Василий Тишков - Последний остров
На дороге показались Федор Ермаков и Ганс Нетке. Заметив Мишку, подошли к избушке.
— Опять замело Секлетинью? — Ермаков спрыгнул к Мишке в траншею, поздоровался с ним за руку как с равным и стал закуривать. Секлетинья услышала еще один мужской голос, перестала торкаться и ушла в избушку.
Раз в неделю, по выходным дням, приходил Федор в Нечаевку.
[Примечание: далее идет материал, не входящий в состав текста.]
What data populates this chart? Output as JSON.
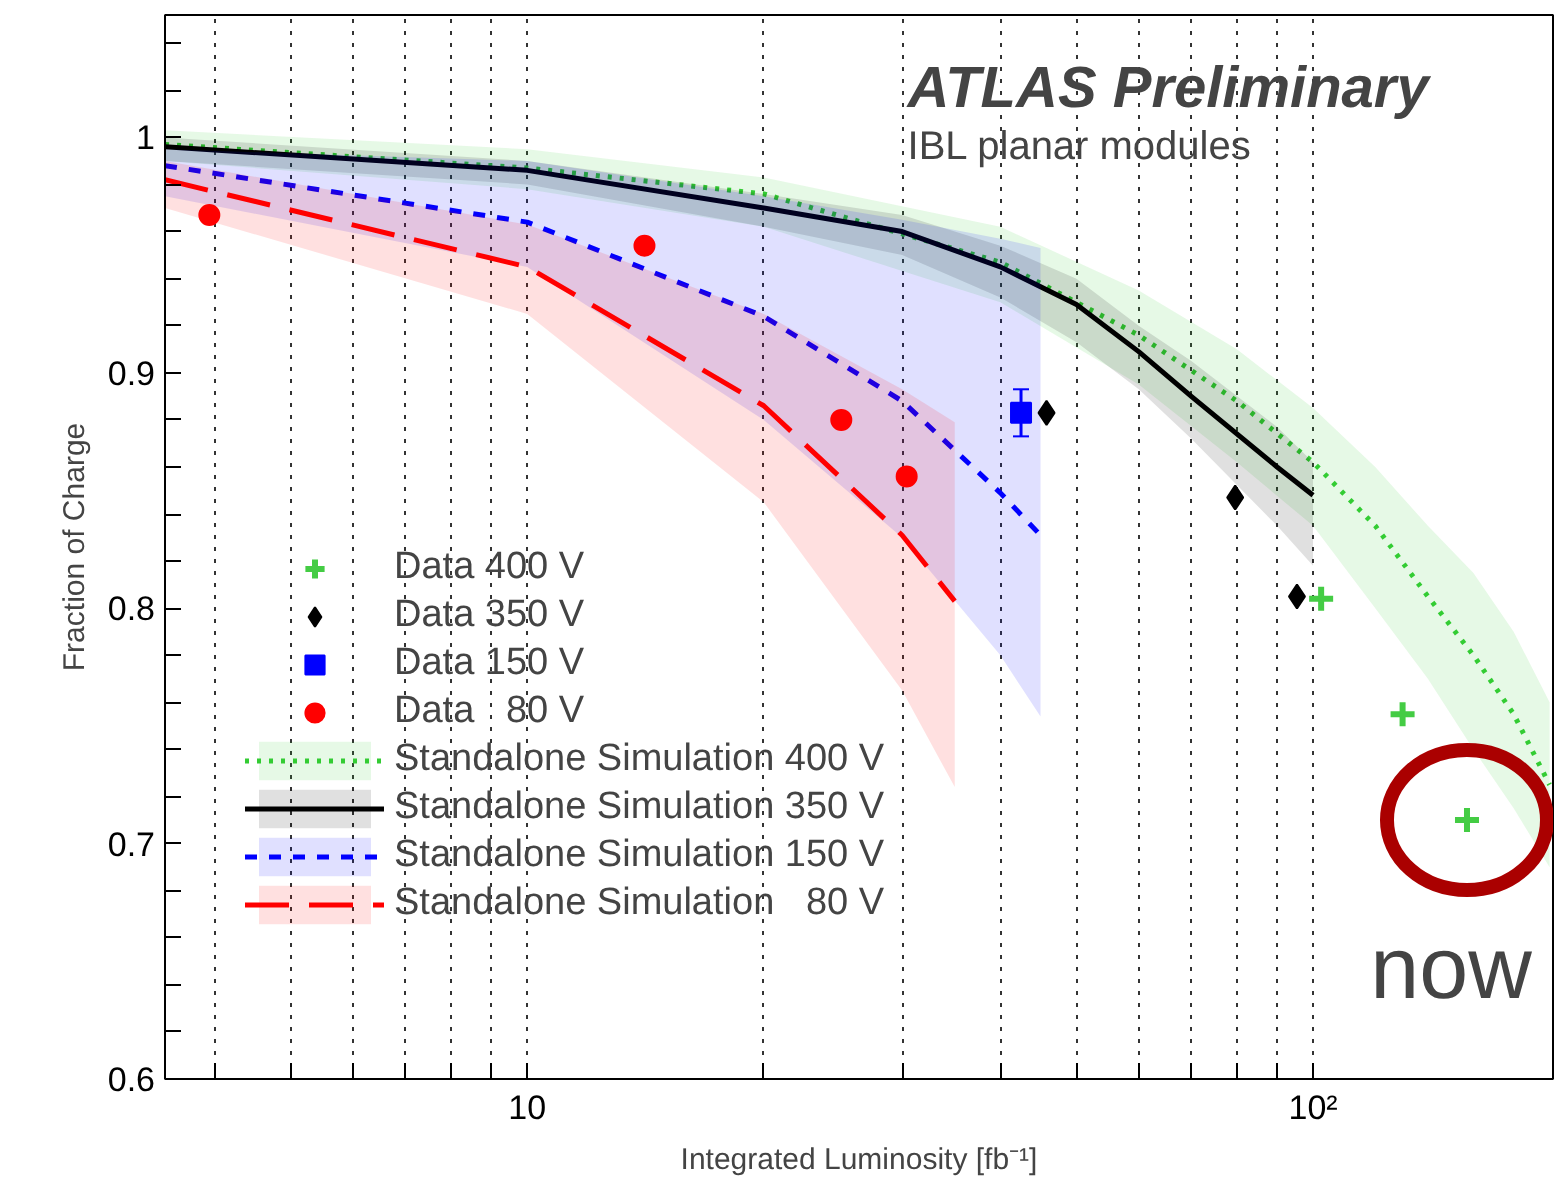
{
  "chart_data": {
    "type": "line",
    "xlabel": "Integrated Luminosity [fb⁻¹]",
    "ylabel": "Fraction of Charge",
    "log": "x",
    "grid": "x",
    "legend": "bottom left",
    "xlim": [
      3.46,
      202
    ],
    "ylim": [
      0.6,
      1.052
    ],
    "xticks": [
      {
        "value": 4,
        "label": null
      },
      {
        "value": 5,
        "label": null
      },
      {
        "value": 6,
        "label": null
      },
      {
        "value": 7,
        "label": null
      },
      {
        "value": 8,
        "label": null
      },
      {
        "value": 9,
        "label": null
      },
      10,
      {
        "value": 20,
        "label": null
      },
      {
        "value": 30,
        "label": null
      },
      {
        "value": 40,
        "label": null
      },
      {
        "value": 50,
        "label": null
      },
      {
        "value": 60,
        "label": null
      },
      {
        "value": 70,
        "label": null
      },
      {
        "value": 80,
        "label": null
      },
      {
        "value": 90,
        "label": null
      },
      {
        "value": 100,
        "label": "10²"
      }
    ],
    "yticks": [
      0.6,
      {
        "value": 0.62,
        "label": null
      },
      {
        "value": 0.64,
        "label": null
      },
      {
        "value": 0.66,
        "label": null
      },
      {
        "value": 0.68,
        "label": null
      },
      0.7,
      {
        "value": 0.72,
        "label": null
      },
      {
        "value": 0.74,
        "label": null
      },
      {
        "value": 0.76,
        "label": null
      },
      {
        "value": 0.78,
        "label": null
      },
      0.8,
      {
        "value": 0.82,
        "label": null
      },
      {
        "value": 0.84,
        "label": null
      },
      {
        "value": 0.86,
        "label": null
      },
      {
        "value": 0.88,
        "label": null
      },
      0.9,
      {
        "value": 0.92,
        "label": null
      },
      {
        "value": 0.94,
        "label": null
      },
      {
        "value": 0.96,
        "label": null
      },
      {
        "value": 0.98,
        "label": null
      },
      {
        "value": 1,
        "label": "1"
      },
      {
        "value": 1.02,
        "label": null
      },
      {
        "value": 1.04,
        "label": null
      }
    ],
    "series": [
      {
        "name": "Data 400 V",
        "type": "scatter",
        "marker": "cross",
        "color": "#44cc44",
        "x": [
          102.4,
          130,
          157
        ],
        "values": [
          0.804,
          0.755,
          0.71
        ]
      },
      {
        "name": "Data 350 V",
        "type": "scatter",
        "marker": "diamond",
        "color": "#000000",
        "x": [
          45.8,
          79.6,
          95.4
        ],
        "values": [
          0.883,
          0.847,
          0.805
        ]
      },
      {
        "name": "Data 150 V",
        "type": "scatter",
        "marker": "square",
        "color": "#0000ff",
        "x": [
          42.5
        ],
        "values": [
          0.883
        ],
        "errors": [
          0.01
        ]
      },
      {
        "name": "Data   80 V",
        "type": "scatter",
        "marker": "circle",
        "color": "#ff0000",
        "x": [
          3.94,
          14.1,
          25.1,
          30.4
        ],
        "values": [
          0.967,
          0.954,
          0.88,
          0.856
        ]
      },
      {
        "name": "Standalone Simulation 400 V",
        "line_style": "dotted",
        "color": "#33cc33",
        "x": [
          3.46,
          10,
          20,
          40,
          60,
          80,
          100,
          120,
          140,
          160,
          180,
          200
        ],
        "values": [
          0.997,
          0.987,
          0.976,
          0.947,
          0.916,
          0.888,
          0.862,
          0.835,
          0.805,
          0.78,
          0.755,
          0.725
        ],
        "lower": [
          0.99,
          0.978,
          0.962,
          0.93,
          0.895,
          0.862,
          0.835,
          0.8,
          0.77,
          0.74,
          0.715,
          0.69
        ],
        "upper": [
          1.003,
          0.995,
          0.983,
          0.962,
          0.935,
          0.91,
          0.885,
          0.86,
          0.835,
          0.815,
          0.79,
          0.76
        ]
      },
      {
        "name": "Standalone Simulation 350 V",
        "line_style": "solid",
        "color": "#000000",
        "x": [
          3.46,
          10,
          20,
          30,
          40,
          50,
          60,
          70,
          90,
          100
        ],
        "values": [
          0.996,
          0.986,
          0.97,
          0.96,
          0.945,
          0.929,
          0.909,
          0.89,
          0.86,
          0.848
        ],
        "lower": [
          0.99,
          0.98,
          0.962,
          0.95,
          0.932,
          0.913,
          0.893,
          0.872,
          0.835,
          0.818
        ],
        "upper": [
          1.0,
          0.99,
          0.976,
          0.967,
          0.954,
          0.94,
          0.92,
          0.905,
          0.877,
          0.862
        ]
      },
      {
        "name": "Standalone Simulation 150 V",
        "line_style": "dashed",
        "color": "#0000ff",
        "x": [
          3.46,
          10,
          20,
          30,
          40,
          45
        ],
        "values": [
          0.988,
          0.964,
          0.924,
          0.888,
          0.849,
          0.831
        ],
        "lower": [
          0.975,
          0.945,
          0.88,
          0.83,
          0.78,
          0.754
        ],
        "upper": [
          0.995,
          0.99,
          0.975,
          0.965,
          0.957,
          0.953
        ]
      },
      {
        "name": "Standalone Simulation   80 V",
        "line_style": "dashed",
        "color": "#ff0000",
        "x": [
          3.46,
          10,
          20,
          30,
          35
        ],
        "values": [
          0.982,
          0.945,
          0.886,
          0.831,
          0.803
        ],
        "lower": [
          0.97,
          0.925,
          0.845,
          0.765,
          0.724
        ],
        "upper": [
          0.99,
          0.963,
          0.925,
          0.893,
          0.879
        ]
      }
    ],
    "annotations": [
      "ATLAS Preliminary",
      "IBL planar modules",
      {
        "text": "now",
        "x": 157,
        "y": 0.71
      }
    ]
  }
}
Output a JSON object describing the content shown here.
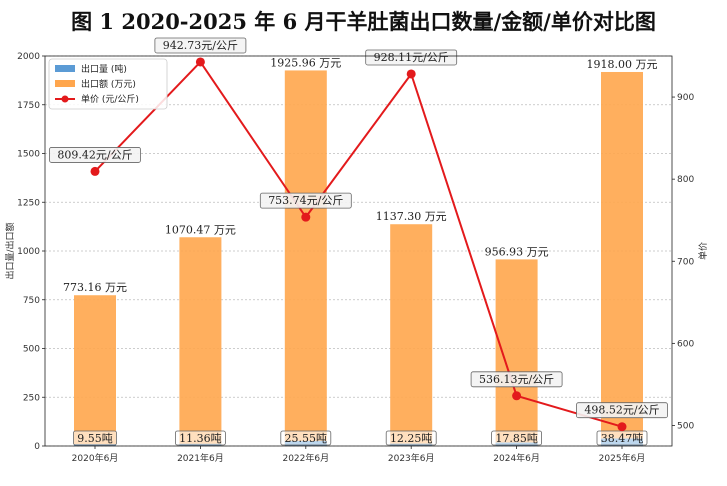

Лейтенант брал с собой двоих-троих пленных немцев и заставлял их работать у вдов и сирот: кому дров напилить, кому снег во дворе раскидать, кому пригон от глыз почистить.
— Пусть паразиты смотрят, как тут сироты без отцов маются, — говорил Ермаков. — Я из них дурь-то фашистскую выбью. Пусть покорежат их маленько глаза вдов и солдаток.
Вот этих-то глаз и боялись пленные немцы. Боль в глазах женщин действовала сильнее газет, политинформаций и тяжелой работы на лесозаготовках. Глянет такая — и душа из тебя вон, готов бежать, прятаться, а у кого сердце подобрее, так и прощения просить за себя и за всех пришедших на эту землю.
— Что нового в деревне? — спросил Ермаков.
— На базе крышу вчера сорвало. До самой ночи перекрывали. А в четверг Тунгусов чуть не утоп. В прорубь угодил. Говорят, чудом выбрался.
Федор велел Гансу взять лопату и погреться за работой.
— Яков Макарович все хворает?
— Хворает. Только што у него гостеванил.
— Может быть, врача к нему привезти?
— А что проку? Тоскует он. Хочет весной поехать на поиски могилки Кирилл Яковлевича.
— Да, брат Михаил, от тоски еще не придумали снадобья. Анисью Князеву не видел?
— Нет. Не ходит теперь она в наш край. Мамка говорит, как бы не свихнулась баба.
— Это как? — насторожился Ермаков.
— Да вроде заговариваться стала и… — Мишка помялся, от смущения сдвинул на затылок треух. — Будто в избе своей только нагишом и ходит. Да еще икону у Пестимеи выпросила и теперь молится.
Федор нахмурился, бросил папиросу и вылез из траншеи. Постоял молча, глядя на заснеженную деревню, что-то решая про себя.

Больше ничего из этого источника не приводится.